Three_little_pigs.jpg

The three little peppermint pigs.

Done with your holiday shopping yet? Yeah, didn't think so. In our ongoing effort to be helpful (live elves), we've been keeping an eye out for gifts that are fun, interesting and local. We'll bring you one a day. And as always, if you've got any thoughts or suggestions, tell everyone about it.
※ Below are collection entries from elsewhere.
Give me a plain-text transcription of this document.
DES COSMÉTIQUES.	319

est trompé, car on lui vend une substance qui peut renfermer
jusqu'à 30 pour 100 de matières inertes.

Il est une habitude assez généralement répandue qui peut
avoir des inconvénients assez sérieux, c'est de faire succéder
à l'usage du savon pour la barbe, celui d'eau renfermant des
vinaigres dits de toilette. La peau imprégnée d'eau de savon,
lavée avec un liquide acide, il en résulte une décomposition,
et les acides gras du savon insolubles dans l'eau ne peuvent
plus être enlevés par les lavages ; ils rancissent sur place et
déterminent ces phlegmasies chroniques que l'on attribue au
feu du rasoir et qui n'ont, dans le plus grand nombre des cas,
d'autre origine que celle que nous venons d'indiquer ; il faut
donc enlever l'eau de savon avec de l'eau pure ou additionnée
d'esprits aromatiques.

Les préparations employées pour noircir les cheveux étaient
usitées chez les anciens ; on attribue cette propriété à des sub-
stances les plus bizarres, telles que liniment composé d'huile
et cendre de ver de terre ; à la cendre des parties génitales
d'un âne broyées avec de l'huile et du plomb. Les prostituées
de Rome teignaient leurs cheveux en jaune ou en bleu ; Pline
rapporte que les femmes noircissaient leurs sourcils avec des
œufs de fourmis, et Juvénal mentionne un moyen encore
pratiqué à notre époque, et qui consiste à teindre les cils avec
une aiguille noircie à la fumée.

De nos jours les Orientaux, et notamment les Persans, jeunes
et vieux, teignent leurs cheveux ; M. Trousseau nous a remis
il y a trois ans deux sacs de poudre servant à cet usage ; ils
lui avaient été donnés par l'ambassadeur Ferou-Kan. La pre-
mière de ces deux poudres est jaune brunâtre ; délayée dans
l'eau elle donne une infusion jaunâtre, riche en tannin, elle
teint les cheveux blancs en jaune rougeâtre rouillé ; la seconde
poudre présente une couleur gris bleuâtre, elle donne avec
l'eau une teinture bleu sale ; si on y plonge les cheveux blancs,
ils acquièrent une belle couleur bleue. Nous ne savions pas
On the first day of the AOA holiday gift guide we give you peppermint porcine goodness.

What?

The Peppermint Pig.

It's not bacon candy -- but it's almost as much fun. Candy pigs may seem kind of random, but they were a traditional holiday gift in Saratoga Springs generations ago. About 20 years ago Mike Fitzgerald at Saratoga Sweets brought them back. Now they're in catalogs and on the internet. They've even marched in the Macy's parade. But they're made right here in the Capital Region. Here's how the tradition works:

After Christmas dinner each person at the table shares a happy memory from the previous year, or something they're looking forward to in the coming year. Then they take a whack at the pig with a tiny hammer. Don't worry, it won't feel a thing. Once the pig is all busted, you eat it. And yes, it's good.

Who is it for?

Come on-- who wouldn't love a cute little candy pig. But if you're bringing it to out of towners, be sure to fill them in on the story. We know of one little piggy who landed in the bathroom in January when he was mistaken for soap.

Where you can get it?

Your best bet is Saratoga Sweets in Halfmoon. You can also find them in Crafters Gallery and other Saratoga Gift Shops. Here's a tip: don't wait until the last minute with these. Saratoga Sweets is the only place that makes them, and they can be tough to find on December 24th.

How Much?

Clarence- One pound of peppermint pig- $13.95

Noelle- 8 oz - $9.95

Noelle w/ pouch and hammer 13.95

Holly- This little piggy is 4 oz and sells for $4.25. He has a loop and can be hung as a tree ornament until Christmas day.

Also Try:
Once you've got your pig, it may be hard to resist picking up a bag of pig poop or a pig puddle. Yes, it's just the leftovers from the peppermint pig. And yes, if you look at it in a certain light, there's something kind of gross about it. But admit it, your inner 5th grader is laughing right now. And if you can bring yourself to eat it, it tastes just the same.

Comments

I love your mini history lessons, AoA.

I saw some at Pearl Grant Richman's in Stuyvesant Plaza earlier this week.

In my German family we received pink marzipan pigs in our Christmas stockings. They were considered lucky. My family bought them at the Elk's Candy Company in the (once-upon-a-time) German section of NYC, 86th St.

So glad to know I'm not the only one to have an inner fifth grader.